See also loladiro's Polynomials.jl package, which would accept pull
requests for alternative root finding methods to be added (there's an open
issue on my original fork to add a realroots function, at minimum)
On Friday, May 2, 2014, Stefan Karpinski <ste...@karpinski.org> wrote:
> There isn't a built-in polynomial type, but it's pretty easy to make one.
> If the type of the polynomial depends on its degree, then you can dispatch
> on it. For example, you could do something like this:
>
> immutable Polynomial{n,T<:Number}
> a::NTuple{n,T}
> end
> Polynomial(a::Number...) = Polynomial(promote(a...))
>
> function +{d1,d2}(p1::Polynomial{d1}, p2::Polynomial{d2})

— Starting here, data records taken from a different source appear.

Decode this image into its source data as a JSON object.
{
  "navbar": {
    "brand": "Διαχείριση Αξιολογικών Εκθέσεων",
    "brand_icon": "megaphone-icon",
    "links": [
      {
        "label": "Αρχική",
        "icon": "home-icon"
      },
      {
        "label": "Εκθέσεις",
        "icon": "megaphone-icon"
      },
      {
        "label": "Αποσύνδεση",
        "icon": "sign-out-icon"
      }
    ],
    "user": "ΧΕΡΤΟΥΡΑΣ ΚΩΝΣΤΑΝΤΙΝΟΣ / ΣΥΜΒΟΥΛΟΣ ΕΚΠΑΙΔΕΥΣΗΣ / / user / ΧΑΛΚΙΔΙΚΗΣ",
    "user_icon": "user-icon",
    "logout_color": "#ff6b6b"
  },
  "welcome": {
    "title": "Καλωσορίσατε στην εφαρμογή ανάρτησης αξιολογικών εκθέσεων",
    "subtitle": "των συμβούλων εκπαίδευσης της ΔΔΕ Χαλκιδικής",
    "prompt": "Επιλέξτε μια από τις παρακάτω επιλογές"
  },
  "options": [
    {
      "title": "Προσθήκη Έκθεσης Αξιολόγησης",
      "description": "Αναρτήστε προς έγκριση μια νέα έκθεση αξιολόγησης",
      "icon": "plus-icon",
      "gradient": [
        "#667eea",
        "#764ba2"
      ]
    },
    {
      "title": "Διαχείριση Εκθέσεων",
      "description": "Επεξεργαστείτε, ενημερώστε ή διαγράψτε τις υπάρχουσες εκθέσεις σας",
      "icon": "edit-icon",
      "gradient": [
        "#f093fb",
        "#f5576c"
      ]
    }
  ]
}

> d1 <= d2 || return p2 + p1
> a = ntuple(d2) do k
> k <= d1 ? p1.a[k] + p2.a[k] : p2.a[k]
> end
> Polynomial(promote(a...))
> end
>
> julia> p1 = Polynomial(1,2,3)
> Polynomial{3,Int64}((1,2,3))
>
> julia> p2 = Polynomial(1,2)
> Polynomial{2,Int64}((1,2))
>
> julia> p3 = Polynomial(1,1.5)
> Polynomial{2,Float64}((1.0,1.5))
>
> julia> p1 + p2
> Polynomial{3,Int64}((2,4,3))
>
> julia> p1 + p3
> Polynomial{3,Float64}((2.0,3.5,3.0))
>
> julia> p3 + p1
> Polynomial{3,Float64}((2.0,3.5,3.0))
>
> julia> p3 + p2
> Polynomial{2,Float64}((2.0,3.5))
>
>
> Since the degree of the polynomial is part of the type, you can dispatch
> based on it. I'm not sure that's necessary though. You could always just
> check what the degree of a polynomial is and choose between algorithms
> explicitly.
>
>
> On Fri, May 2, 2014 at 11:25 AM, Albert Díaz
> <albeert....@gmail.com<javascript:_e(%7B%7D,'cvml','albeert....@gmail.com');>
> > wrote:
>
>> We are trying to develop a program to find the different roots of a nth
>> degree polynomial using a few quite simple methods (fixed-point, bisection,
>> newton..) and we would like to know how, when given a function, to
>> recognise it's degree in order to choose between different root-finding
>> methods.
>>
>>
>> Thanks
>>
>
>